The One-In-A-Million Boy by Monica Wood

The One-In-A-Million Boy by Monica Wood

Author:Monica Wood
Language: eng
Format: epub
Publisher: HarperCollins


When she opened her eyes again, it was dark.

“How long was I out?” she asked Belle, who sat cross-legged on the other bed. She looked as if she, too, had gotten a little sleep.

“About three hours. It’s nine o’clock.” She flicked on a lamp.

“Are my clothes dry?” Ona’s humiliation burned afresh: to have piddled like an untrained poodle in front of a young woman with a candy-pink bladder that could hold through a hurricane!

Belle turned her back as Ona dislodged herself from the flimsy nightgown and reclaimed her clothes. Her blouse was irredeemable so she took the shirt Belle had offered her earlier, red with little gold buttons. It smelled wonderful and looked so unlike anything she’d ever worn that it recalled the spirit of adventure with which she’d embarked on the long-ago beginning of this day.

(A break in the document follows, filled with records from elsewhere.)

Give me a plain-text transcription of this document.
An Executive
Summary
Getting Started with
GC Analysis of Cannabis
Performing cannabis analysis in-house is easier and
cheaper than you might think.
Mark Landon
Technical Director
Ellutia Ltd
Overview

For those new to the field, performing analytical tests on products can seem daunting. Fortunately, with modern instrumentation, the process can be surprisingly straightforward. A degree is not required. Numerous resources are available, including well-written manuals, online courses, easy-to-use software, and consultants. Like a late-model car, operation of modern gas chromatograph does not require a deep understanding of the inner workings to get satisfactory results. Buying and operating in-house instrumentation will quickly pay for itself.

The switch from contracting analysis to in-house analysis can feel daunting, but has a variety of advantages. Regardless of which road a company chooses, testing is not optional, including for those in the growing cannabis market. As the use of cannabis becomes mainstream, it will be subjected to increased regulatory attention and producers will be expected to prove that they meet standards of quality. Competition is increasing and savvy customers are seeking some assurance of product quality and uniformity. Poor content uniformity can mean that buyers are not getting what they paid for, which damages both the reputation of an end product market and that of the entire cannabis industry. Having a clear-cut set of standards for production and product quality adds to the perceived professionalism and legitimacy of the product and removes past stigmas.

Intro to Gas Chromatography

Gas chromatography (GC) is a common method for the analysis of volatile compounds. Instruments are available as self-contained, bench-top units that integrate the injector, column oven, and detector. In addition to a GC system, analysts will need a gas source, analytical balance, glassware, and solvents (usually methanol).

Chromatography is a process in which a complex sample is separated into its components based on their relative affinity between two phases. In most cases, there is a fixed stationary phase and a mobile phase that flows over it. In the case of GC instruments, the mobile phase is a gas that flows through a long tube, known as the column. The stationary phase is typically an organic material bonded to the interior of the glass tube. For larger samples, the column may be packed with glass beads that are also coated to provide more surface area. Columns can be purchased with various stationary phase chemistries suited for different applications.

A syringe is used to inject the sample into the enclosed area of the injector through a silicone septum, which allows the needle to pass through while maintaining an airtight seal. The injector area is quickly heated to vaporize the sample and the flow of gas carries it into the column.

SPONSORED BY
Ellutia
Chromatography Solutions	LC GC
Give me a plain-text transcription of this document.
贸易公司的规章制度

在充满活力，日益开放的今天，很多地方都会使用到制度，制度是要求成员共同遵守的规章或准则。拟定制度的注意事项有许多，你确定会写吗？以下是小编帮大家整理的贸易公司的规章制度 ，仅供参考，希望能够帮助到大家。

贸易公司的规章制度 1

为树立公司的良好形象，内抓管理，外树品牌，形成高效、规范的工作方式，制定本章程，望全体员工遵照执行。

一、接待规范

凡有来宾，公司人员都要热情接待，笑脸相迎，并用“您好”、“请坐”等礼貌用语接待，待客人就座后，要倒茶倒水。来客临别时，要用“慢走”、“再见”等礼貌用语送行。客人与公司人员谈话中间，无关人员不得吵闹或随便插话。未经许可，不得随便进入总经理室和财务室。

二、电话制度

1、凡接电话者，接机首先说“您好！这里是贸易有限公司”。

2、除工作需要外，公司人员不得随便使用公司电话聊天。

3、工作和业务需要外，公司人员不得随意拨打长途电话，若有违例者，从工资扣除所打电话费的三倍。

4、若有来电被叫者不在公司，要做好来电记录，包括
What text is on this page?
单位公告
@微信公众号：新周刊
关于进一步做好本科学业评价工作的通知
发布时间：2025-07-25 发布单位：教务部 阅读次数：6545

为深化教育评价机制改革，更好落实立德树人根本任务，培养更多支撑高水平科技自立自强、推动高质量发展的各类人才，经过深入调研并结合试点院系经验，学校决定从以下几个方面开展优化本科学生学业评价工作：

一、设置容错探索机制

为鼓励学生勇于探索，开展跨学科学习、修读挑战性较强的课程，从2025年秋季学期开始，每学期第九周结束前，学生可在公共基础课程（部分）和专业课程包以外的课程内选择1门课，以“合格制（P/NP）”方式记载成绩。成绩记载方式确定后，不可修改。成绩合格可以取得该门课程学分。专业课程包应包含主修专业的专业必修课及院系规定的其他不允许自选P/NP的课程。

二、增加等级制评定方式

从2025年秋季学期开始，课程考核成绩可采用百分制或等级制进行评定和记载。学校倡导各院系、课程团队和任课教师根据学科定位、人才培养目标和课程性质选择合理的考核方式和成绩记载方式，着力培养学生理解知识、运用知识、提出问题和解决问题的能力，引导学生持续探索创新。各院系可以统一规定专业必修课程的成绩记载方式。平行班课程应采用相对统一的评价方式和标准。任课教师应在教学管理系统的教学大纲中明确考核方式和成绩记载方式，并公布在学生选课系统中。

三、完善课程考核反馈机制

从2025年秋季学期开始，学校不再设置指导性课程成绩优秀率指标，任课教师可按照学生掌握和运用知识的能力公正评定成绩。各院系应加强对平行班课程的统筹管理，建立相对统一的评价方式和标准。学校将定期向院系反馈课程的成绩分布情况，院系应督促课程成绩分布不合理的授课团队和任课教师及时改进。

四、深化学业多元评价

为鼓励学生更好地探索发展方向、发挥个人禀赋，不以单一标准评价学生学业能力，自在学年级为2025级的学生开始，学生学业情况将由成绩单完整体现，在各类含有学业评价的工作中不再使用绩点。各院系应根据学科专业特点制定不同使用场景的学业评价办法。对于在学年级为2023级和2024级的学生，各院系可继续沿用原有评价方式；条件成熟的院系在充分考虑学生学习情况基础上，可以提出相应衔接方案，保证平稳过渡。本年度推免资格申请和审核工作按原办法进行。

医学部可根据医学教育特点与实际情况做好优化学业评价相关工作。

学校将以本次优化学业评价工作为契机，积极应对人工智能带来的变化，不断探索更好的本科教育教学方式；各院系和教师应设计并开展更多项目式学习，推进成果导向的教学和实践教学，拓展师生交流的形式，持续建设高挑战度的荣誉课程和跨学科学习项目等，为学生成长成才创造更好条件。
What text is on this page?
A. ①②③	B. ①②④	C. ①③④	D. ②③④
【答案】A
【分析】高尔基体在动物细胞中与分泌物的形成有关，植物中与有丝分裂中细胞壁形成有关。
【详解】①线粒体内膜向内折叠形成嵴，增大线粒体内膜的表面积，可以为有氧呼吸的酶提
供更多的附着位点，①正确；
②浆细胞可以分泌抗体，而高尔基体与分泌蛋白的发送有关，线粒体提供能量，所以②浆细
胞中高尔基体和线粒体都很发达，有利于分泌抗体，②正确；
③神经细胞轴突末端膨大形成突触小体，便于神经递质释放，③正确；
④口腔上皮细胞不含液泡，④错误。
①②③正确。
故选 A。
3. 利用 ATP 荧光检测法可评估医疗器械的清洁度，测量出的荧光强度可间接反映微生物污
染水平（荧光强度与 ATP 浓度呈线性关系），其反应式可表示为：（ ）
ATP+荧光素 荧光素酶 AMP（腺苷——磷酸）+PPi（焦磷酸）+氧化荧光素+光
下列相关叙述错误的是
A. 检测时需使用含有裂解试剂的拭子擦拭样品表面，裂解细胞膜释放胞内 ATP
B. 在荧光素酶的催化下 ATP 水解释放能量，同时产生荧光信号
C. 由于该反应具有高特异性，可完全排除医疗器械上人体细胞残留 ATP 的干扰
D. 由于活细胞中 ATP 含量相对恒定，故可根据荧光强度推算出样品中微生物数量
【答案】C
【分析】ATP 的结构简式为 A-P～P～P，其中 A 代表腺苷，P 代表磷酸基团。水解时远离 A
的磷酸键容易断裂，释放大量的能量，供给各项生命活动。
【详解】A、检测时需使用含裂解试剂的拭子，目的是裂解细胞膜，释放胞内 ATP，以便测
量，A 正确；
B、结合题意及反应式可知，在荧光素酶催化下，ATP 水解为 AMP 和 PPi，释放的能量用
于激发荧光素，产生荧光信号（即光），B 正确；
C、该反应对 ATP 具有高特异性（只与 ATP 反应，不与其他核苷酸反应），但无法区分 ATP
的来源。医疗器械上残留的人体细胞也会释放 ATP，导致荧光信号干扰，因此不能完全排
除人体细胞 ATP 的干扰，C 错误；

“Is Mr. Ledbetter still here?” she asked.

“Uh-huh,” Belle said. “I’ve been sitting here, thinking.” She picked up a pen from the phone table and shook it to get the ink started. “I’m going to help you.”

“I don’t need any help.”

“Oh, I think you do.” She waved the pen momentously, her mood thoroughly transformed. “I can help you get your world record.” Her expression filled with light. No wonder men dueled for her attentions. “Quinn didn’t tell you where I work?”

“You’re a librarian. You work, I presume, in a library.”

“I work at the state archives, and if there’s one thing on this earth I’m good at, it’s tracking down information.”

“That may very well be,” Ona said, her hope redoubling despite herself, “but you can’t get blood from a turnip.”

“Too true,” Belle said. The very air around her appeared to change color. “But you can get blood from a census.”

Ona’s stomach did a little kerflop as a bright image plummeted into her head: A young man at her mother’s door. Suit and tie. Hair like a lit match. Maud-Lucy pattering down the stairs to translate, holding up her skirt to avoid tripping.

“Maine’s census dates back to the seventeen hundreds,” Belle said. She grabbed a notepad printed with the motel’s filigreed logo. “Unless you were born before that, we’re in business.” She was writing now. “Where did you say you grew up?”

Ona stood up. Belle’s blouse fit her beautifully. “Kimball, Maine.”

“And when did you arrive there?”

“Nineteen-oh-four. I was four years old.”

“It’s amazing how much time some people get,” Belle said, lifting her pen. “I mean, there’s no rhyme or reason.”

Her tone was ponderous, private, hard to read. Perhaps she expected Ona to blurt something along the lines of wishing she’d died in the boy’s place. She wanted to believe she’d have agreed, had God asked, but in her secret heart she knew otherwise. It wasn’t that she was selfish, or indifferent. Just too full of her own wants. She wanted to see her hydrangeas bloom come fall. To vote in another presidential election. To see the end of this war. And to find her name in a record book. She preferred life to death, that’s all. Most people did.